Il est significatif à cet égard que la chancellerie n’ait, jusqu’aux attentats des 7 et 8 janvier 2015, jamais élaboré les dispositifs du plan Vigipirate dans les juridictions et les locaux du ministère, laissant les responsables de sites et les personnels dans une totale ignorance des mesures à prendre en cas d’alerte grave.

Cette doctrine, définie au niveau national, devrait notamment retenir les points suivants :

Une évaluation des potentiels de risques pour les personnels

Il conviendrait d’établir une typologie regroupant les personnels selon le type de risques auxquels ils sont exposés. On peut suggérer la classification suivante :

  • Les personnels particulièrement exposés, pour lesquels une protection durable et renforcée s’impose,
  • Les personnels temporairement ou ponctuellement exposés, pour lesquels une protection limitée dans le temps et/ou l’espace est suffisante,
  • Les personnels incidemment exposés, qui encourent un risque du fait d’une situation particulière, tenant à leur fonction, à leur situation géographique ou à toute autre considération extérieure à leur personne.

Bien entendu, les protections appropriées doivent être mises en place non seulement pour les magistrats eux-mêmes mais également, en fonction de la nature des risques, pour leur entourage professionnel (greffiers…) ou personnel (famille et autres proches). Elles doivent également s’étendre aux biens des intéressés, même éloignés si besoin de leur lieu de travail.

Une sécurisation des locaux judiciaires

Le ministère de la justice doit prendre sans délai les mesures appropriées pour traduire en consignes et dispositifs effectifs l’ensemble des mesures du plan Vigipirate afin d’être en capacité de les actionner immédiatement en cas de besoin.

Pour ce faire, il convient d’associer les instances paritaires (CHSCT) et de former les personnels aux consignes.

En dehors des périodes d’activation du plan Vigipirate renforcé, il convient d’auditer les dispositifs retenus dans les juridictions, qui contiennent actuellement de nombreuses failles. C’est ainsi en particulier que, dans de nombreuses juridictions, les missions de gardiennage et de sécurité sont confiées à des entreprises privées et non à des fonctionnaires de police ou des militaires de la gendarmerie.

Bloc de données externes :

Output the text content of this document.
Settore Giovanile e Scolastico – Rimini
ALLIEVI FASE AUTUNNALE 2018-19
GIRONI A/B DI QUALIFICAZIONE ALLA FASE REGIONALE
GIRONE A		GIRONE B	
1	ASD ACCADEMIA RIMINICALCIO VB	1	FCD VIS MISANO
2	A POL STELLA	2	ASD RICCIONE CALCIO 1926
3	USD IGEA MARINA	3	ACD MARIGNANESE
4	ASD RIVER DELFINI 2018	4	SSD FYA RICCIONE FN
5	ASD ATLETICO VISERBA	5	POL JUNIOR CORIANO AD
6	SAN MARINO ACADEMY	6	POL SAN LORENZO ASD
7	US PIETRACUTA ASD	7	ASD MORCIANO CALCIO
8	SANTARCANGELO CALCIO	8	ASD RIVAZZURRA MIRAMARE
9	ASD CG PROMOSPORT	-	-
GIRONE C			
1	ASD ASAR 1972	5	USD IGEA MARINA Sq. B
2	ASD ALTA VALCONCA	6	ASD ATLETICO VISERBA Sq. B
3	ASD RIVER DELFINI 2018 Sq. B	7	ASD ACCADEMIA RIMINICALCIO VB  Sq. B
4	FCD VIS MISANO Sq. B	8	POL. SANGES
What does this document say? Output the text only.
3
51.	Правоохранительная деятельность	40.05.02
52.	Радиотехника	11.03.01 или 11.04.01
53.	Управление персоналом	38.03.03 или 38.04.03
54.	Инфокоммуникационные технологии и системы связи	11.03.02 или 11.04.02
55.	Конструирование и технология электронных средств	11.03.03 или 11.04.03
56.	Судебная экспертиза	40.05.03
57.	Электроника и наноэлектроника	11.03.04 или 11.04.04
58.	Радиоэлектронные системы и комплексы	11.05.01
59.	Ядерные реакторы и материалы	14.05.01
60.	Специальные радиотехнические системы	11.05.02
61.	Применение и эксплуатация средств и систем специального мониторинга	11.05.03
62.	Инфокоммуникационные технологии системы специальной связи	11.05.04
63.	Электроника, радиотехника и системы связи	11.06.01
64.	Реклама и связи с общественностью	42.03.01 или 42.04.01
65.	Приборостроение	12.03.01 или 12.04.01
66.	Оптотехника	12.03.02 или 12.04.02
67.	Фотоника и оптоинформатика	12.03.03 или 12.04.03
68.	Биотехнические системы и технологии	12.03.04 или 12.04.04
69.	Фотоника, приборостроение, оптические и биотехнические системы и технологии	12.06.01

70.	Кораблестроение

Ce recours au privé pose de multiples problèmes : fiabilité et formation des personnels extérieurs, utilité de recourir à des agents non équipés qui ne pourraient faire face à des attaques violentes contre les biens ou les personnes, détermination des moyens affectés à la protection, etc.

Il convient également de définir les modalités d’accès aux locaux judiciaires. Ceux-ci sont par nature vulnérables dans la mesure où leur accès doit pouvoir être garanti aux justiciables. Toutefois, tous les locaux ne doivent pas pouvoir être accessibles à toute personne. Par exemple, l’accès aux salles d’audience doit, en règle générale, être garanti librement, sous réserve de contrôles ou de limitations ponctuelles justifiés. En revanche, il n’est pas normal que les locaux de travail puissent, comme c’est le cas dans de nombreuses juridictions, être d’accès non contrôlés.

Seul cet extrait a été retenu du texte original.